Nov 30, 2006 22:58
That's exactly how I feel. I guess I will never be able to please everyone. Ever. I'm tired of this. I'm tired of people. I'm just tired.
Work was a bunch of bullshit today as usual, but ten times worst because I was in a crappy mood. I was in horrible pain, my head was pounding, and my feet were killing me. I always am on the assembly line, but of course the one day I'm pissy and upset, I'm deployed to cashiering. Go fucking figure. The person in before me didn't bother to stock, so I had NOTHING to work with. On top of that, some chick called off, so I was the ONLY cashier for two hours, and for 30 minutes, my line was out the door. I had to keep running to the back to get stuff, since today is let's be an ass to Chantel day, and people were getting pissed. I kept getting yelled at by rude customers all day that could'nt understand that I was doing the best I could. I just wanted to cry in a corner. I didn't leave until 2 hours after I should have.
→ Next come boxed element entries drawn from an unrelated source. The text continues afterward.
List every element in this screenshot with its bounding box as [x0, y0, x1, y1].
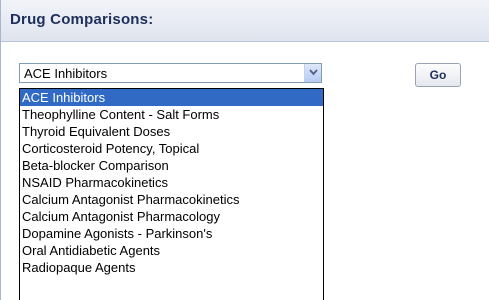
dropdown-option[interactable]: Corticosteroid Potency, Topical [20, 140, 323, 157]
go-button[interactable]: Go [415, 63, 461, 87]
dropdown-option[interactable]: Beta-blocker Comparison [20, 157, 323, 174]
panel-title: Drug Comparisons: [10, 11, 154, 28]
drug-comparison-select[interactable]: ACE Inhibitors [19, 63, 322, 83]
drug-comparisons-panel: Drug Comparisons: ACE Inhibitors Go ACE … [0, 0, 489, 300]
dropdown-option[interactable]: Dopamine Agonists - Parkinson's [20, 225, 323, 242]
dropdown-option[interactable]: Calcium Antagonist Pharmacokinetics [20, 191, 323, 208]
dropdown-arrow-button[interactable] [304, 64, 321, 82]
dropdown-option[interactable]: Thyroid Equivalent Doses [20, 123, 323, 140]
dropdown-option[interactable]: NSAID Pharmacokinetics [20, 174, 323, 191]
dropdown-list[interactable]: ACE Inhibitors Theophylline Content - Sal… [19, 88, 324, 300]
dropdown-option[interactable]: Theophylline Content - Salt Forms [20, 106, 323, 123]
chevron-down-icon [309, 69, 318, 76]
dropdown-option[interactable]: Calcium Antagonist Pharmacology [20, 208, 323, 225]
dropdown-option[interactable]: ACE Inhibitors [20, 89, 323, 106]
dropdown-option[interactable]: Radiopaque Agents [20, 259, 323, 276]
panel-header: Drug Comparisons: [1, 0, 489, 42]
select-value: ACE Inhibitors [24, 66, 108, 81]
dropdown-option[interactable]: Oral Antidiabetic Agents [20, 242, 323, 259]
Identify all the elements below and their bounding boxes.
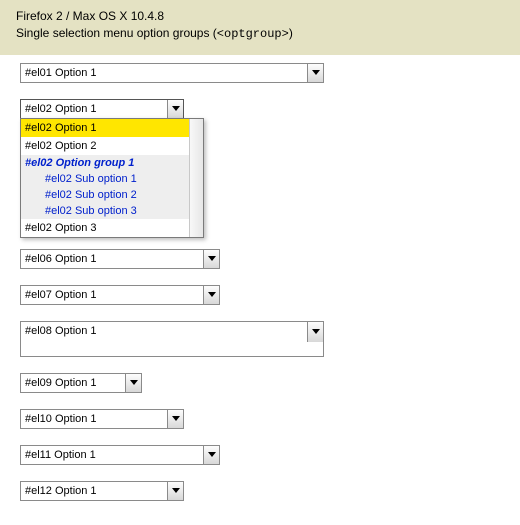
select-el01[interactable]: #el01 Option 1 [20,63,324,83]
header-banner: Firefox 2 / Max OS X 10.4.8 Single selec… [0,0,520,55]
select-el02[interactable]: #el02 Option 1 [20,99,184,119]
option-el02-sub1[interactable]: #el02 Sub option 1 [21,171,203,187]
browser-os-label: Firefox 2 / Max OS X 10.4.8 [16,8,504,25]
select-value: #el02 Option 1 [21,100,167,118]
content-area: #el01 Option 1 #el02 Option 1 #el02 Opti… [0,55,520,525]
select-value: #el06 Option 1 [21,250,203,268]
select-el12[interactable]: #el12 Option 1 [20,481,184,501]
scrollbar[interactable] [189,119,203,237]
dropdown-arrow-icon[interactable] [125,374,141,392]
select-row-el07: #el07 Option 1 [20,285,500,305]
subtitle-suffix: ) [289,26,293,40]
select-el11[interactable]: #el11 Option 1 [20,445,220,465]
select-row-el02: #el02 Option 1 #el02 Option 1 #el02 Opti… [20,99,500,119]
option-el02-sub2[interactable]: #el02 Sub option 2 [21,187,203,203]
select-el10[interactable]: #el10 Option 1 [20,409,184,429]
subtitle-code: <optgroup> [217,27,289,41]
select-el06[interactable]: #el06 Option 1 [20,249,220,269]
dropdown-arrow-icon[interactable] [307,322,323,342]
select-row-el11: #el11 Option 1 [20,445,500,465]
select-row-el12: #el12 Option 1 [20,481,500,501]
select-el09[interactable]: #el09 Option 1 [20,373,142,393]
option-el02-sub3[interactable]: #el02 Sub option 3 [21,203,203,219]
subtitle-prefix: Single selection menu option groups ( [16,26,217,40]
dropdown-arrow-icon[interactable] [203,286,219,304]
select-row-el10: #el10 Option 1 [20,409,500,429]
select-value: #el10 Option 1 [21,410,167,428]
dropdown-arrow-icon[interactable] [167,100,183,118]
dropdown-arrow-icon[interactable] [167,482,183,500]
select-el07[interactable]: #el07 Option 1 [20,285,220,305]
dropdown-menu-el02: #el02 Option 1 #el02 Option 2 #el02 Opti… [20,118,204,238]
dropdown-arrow-icon[interactable] [203,446,219,464]
select-value: #el11 Option 1 [21,446,203,464]
select-row-el01: #el01 Option 1 [20,63,500,83]
select-value: #el01 Option 1 [21,64,307,82]
dropdown-arrow-icon[interactable] [307,64,323,82]
option-el02-3[interactable]: #el02 Option 3 [21,219,203,237]
option-el02-2[interactable]: #el02 Option 2 [21,137,203,155]
select-row-el06: #el06 Option 1 [20,249,500,269]
option-el02-1[interactable]: #el02 Option 1 [21,119,203,137]
page-subtitle: Single selection menu option groups (<op… [16,25,504,43]
select-row-el08: #el08 Option 1 [20,321,500,357]
dropdown-arrow-icon[interactable] [203,250,219,268]
select-value: #el07 Option 1 [21,286,203,304]
dropdown-arrow-icon[interactable] [167,410,183,428]
optgroup-label-el02-1: #el02 Option group 1 [21,155,203,171]
select-el08[interactable]: #el08 Option 1 [20,321,324,357]
select-value: #el09 Option 1 [21,374,125,392]
select-value: #el08 Option 1 [21,322,323,340]
select-value: #el12 Option 1 [21,482,167,500]
select-row-el09: #el09 Option 1 [20,373,500,393]
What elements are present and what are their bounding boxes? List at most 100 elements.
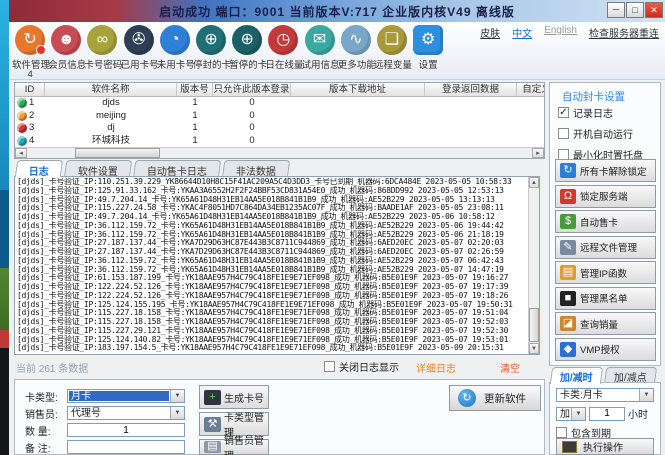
table-header-cell[interactable]: 登录返回数据 (425, 83, 517, 96)
note-input[interactable] (67, 440, 185, 454)
table-row[interactable]: 1 djds 1 0 (15, 97, 544, 110)
sidebar-button-label: VMP授权 (580, 342, 620, 356)
adjust-unit-label: 小时 (628, 406, 648, 421)
manage-ip-icon: ▤ (560, 265, 576, 280)
close-button[interactable]: ✕ (645, 2, 663, 18)
clear-log-link[interactable]: 清空 (500, 360, 520, 375)
software-manage-icon: ↻ (15, 25, 45, 55)
sidebar-button[interactable]: Ω 锁定服务端 (555, 185, 656, 208)
skin-link[interactable]: 皮肤 (480, 25, 500, 40)
table-header-cell[interactable]: 版本号 (177, 83, 213, 96)
detail-log-link[interactable]: 详细日志 (416, 360, 456, 375)
scrollbar-thumb[interactable] (529, 308, 539, 342)
settings-checkbox[interactable]: 开机自动运行 (558, 126, 643, 141)
sidebar-buttons: ↻ 所有卡解除锁定 Ω 锁定服务端 $ 自动售卡 ✎ 远程文件管理 ▤ 管理IP… (555, 159, 656, 363)
toolbar-item[interactable]: ∿ 更多功能 (338, 25, 374, 79)
table-horizontal-scrollbar[interactable]: ◂ ▸ (15, 147, 544, 158)
row-custom (517, 122, 545, 135)
unused-cards-icon: ◔ (160, 25, 190, 55)
table-header-cell[interactable]: 版本下载地址 (291, 83, 425, 96)
adjust-card-type-select[interactable]: 卡类:月卡 ▼ (556, 388, 654, 402)
scrollbar-thumb[interactable] (75, 148, 160, 158)
tab[interactable]: 日志 (15, 160, 63, 177)
sidebar-button-label: 自动售卡 (580, 215, 618, 229)
update-software-button[interactable]: ↻ 更新软件 (449, 385, 541, 411)
adjust-amount-input[interactable] (589, 407, 625, 421)
table-row[interactable]: 2 meijing 1 0 (15, 110, 544, 123)
toolbar-item[interactable]: ☻ 会员信息 (48, 25, 84, 79)
sidebar-button[interactable]: ↻ 所有卡解除锁定 (555, 159, 656, 182)
software-table: ID 软件名称 版本号 只允许此版本登录 版本下载地址 登录返回数据 自定义 1… (14, 82, 545, 159)
toolbar-item[interactable]: ↻ 软件管理 4 (12, 25, 48, 79)
toolbar-item[interactable]: ✉ 试用信息 (302, 25, 338, 79)
adjust-card-value: 卡类:月卡 (558, 390, 638, 400)
chevron-down-icon[interactable]: ▼ (170, 407, 184, 419)
toolbar-item[interactable]: ✇ 已用卡号 (121, 25, 157, 79)
settings-checkbox[interactable]: 记录日志 (558, 105, 643, 120)
table-header-cell[interactable]: 只允许此版本登录 (213, 83, 291, 96)
row-custom (517, 97, 545, 110)
adjust-tab[interactable]: 加/减时 (550, 367, 603, 384)
toolbar-item[interactable]: ❏ 远程变量 (374, 25, 410, 79)
log-vertical-scrollbar[interactable]: ▲ ▼ (528, 177, 539, 354)
remote-file-icon: ✎ (560, 240, 576, 255)
log-panel[interactable]: [djds]_卡号验证_IP:110.251.39.229_YK86644D10… (14, 176, 540, 355)
daily-online-icon: ◷ (268, 25, 298, 55)
sidebar-button[interactable]: ✎ 远程文件管理 (555, 236, 656, 259)
seller-select[interactable]: 代理号 ▼ (67, 406, 185, 420)
auto-ban-settings-link[interactable]: 自动封卡设置 (562, 89, 625, 104)
generate-cards-button[interactable]: + 生成卡号 (199, 385, 269, 409)
toolbar-item-badge-count: 4 (12, 71, 48, 79)
adjust-op-select[interactable]: 加 ▼ (556, 407, 586, 421)
toolbar-item-label: 卡号密码 (84, 57, 120, 71)
toolbar-item[interactable]: ⚙ 设置 (410, 25, 446, 79)
maximize-button[interactable]: □ (626, 2, 644, 18)
toolbar-item[interactable]: ◔ 未用卡号 (157, 25, 193, 79)
minimize-button[interactable]: － (607, 2, 625, 18)
row-download-url (291, 110, 425, 123)
scroll-right-arrow-icon[interactable]: ▸ (532, 148, 544, 158)
toolbar-item[interactable]: ⊕ 暂停的卡 (229, 25, 265, 79)
toolbar-item[interactable]: ⊕ 停封的卡 (193, 25, 229, 79)
row-id: 3 (29, 122, 34, 134)
toolbar-item[interactable]: ◷ 日在线量 (265, 25, 301, 79)
row-login-return (425, 110, 517, 123)
english-link[interactable]: English (544, 25, 577, 40)
sidebar-button[interactable]: ■ 管理黑名单 (555, 287, 656, 310)
desktop-edge (0, 0, 9, 455)
scroll-left-arrow-icon[interactable]: ◂ (15, 148, 27, 158)
chevron-down-icon[interactable]: ▼ (639, 389, 653, 401)
scroll-down-arrow-icon[interactable]: ▼ (529, 343, 539, 354)
toolbar: ↻ 软件管理 4 ☻ 会员信息 ∞ 卡号密码 ✇ 已用卡号 (9, 22, 665, 80)
sidebar-button[interactable]: ▤ 管理IP函数 (555, 261, 656, 284)
checkbox-icon (324, 361, 335, 372)
chevron-down-icon[interactable]: ▼ (571, 408, 585, 420)
card-type-select[interactable]: 月卡 ▼ (67, 389, 185, 403)
manage-sellers-button[interactable]: ▤ 销售员管理 (199, 439, 269, 455)
sidebar-button[interactable]: ◆ VMP授权 (555, 338, 656, 361)
used-cards-icon: ✇ (124, 25, 154, 55)
table-body: 1 djds 1 0 2 meijing 1 0 3 dj (15, 97, 544, 147)
table-header-cell[interactable]: 软件名称 (45, 83, 177, 96)
sidebar-button[interactable]: $ 自动售卡 (555, 210, 656, 233)
table-header-cell[interactable]: 自定义 (517, 83, 545, 96)
table-row[interactable]: 4 环城科技 1 0 (15, 135, 544, 148)
quantity-input[interactable] (67, 423, 185, 437)
row-login-return (425, 122, 517, 135)
query-sales-icon: ◪ (560, 316, 576, 331)
scroll-up-arrow-icon[interactable]: ▲ (529, 177, 539, 188)
row-software-name: meijing (45, 110, 177, 123)
check-server-link[interactable]: 检查服务器重连 (589, 25, 659, 40)
chinese-link[interactable]: 中文 (512, 25, 532, 40)
sidebar-button[interactable]: ◪ 查询销量 (555, 312, 656, 335)
table-row[interactable]: 3 dj 1 0 (15, 122, 544, 135)
sidebar-button-label: 管理黑名单 (580, 291, 628, 305)
chevron-down-icon[interactable]: ▼ (170, 390, 184, 402)
adjust-op-value: 加 (558, 409, 570, 419)
row-software-name: djds (45, 97, 177, 110)
execute-button[interactable]: 执行操作 (556, 438, 654, 455)
table-header-cell[interactable]: ID (15, 83, 45, 96)
toolbar-item[interactable]: ∞ 卡号密码 (84, 25, 120, 79)
close-log-checkbox[interactable]: 关闭日志显示 (324, 359, 399, 374)
note-label: 备 注: (25, 440, 67, 455)
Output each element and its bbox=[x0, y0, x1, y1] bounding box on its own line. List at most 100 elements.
I was supposed to see my mom this week, but I never can because I'm always at work. She is mad. My father is mad because I don't call as usual. I can't please anyone. Everyone has been yelling at me all day. All day.
Oh well, on a positive the Bengals are up 13-0.
Oh and UNC won last night!!! They are ranked 6, PLUS, they beat OSU, who is ranked 1!!! Oh Yes.
I'm so tired and drained. I have no idea how I just typed this all. It's painful and the words are running together. I just want to be alone. I feel alone.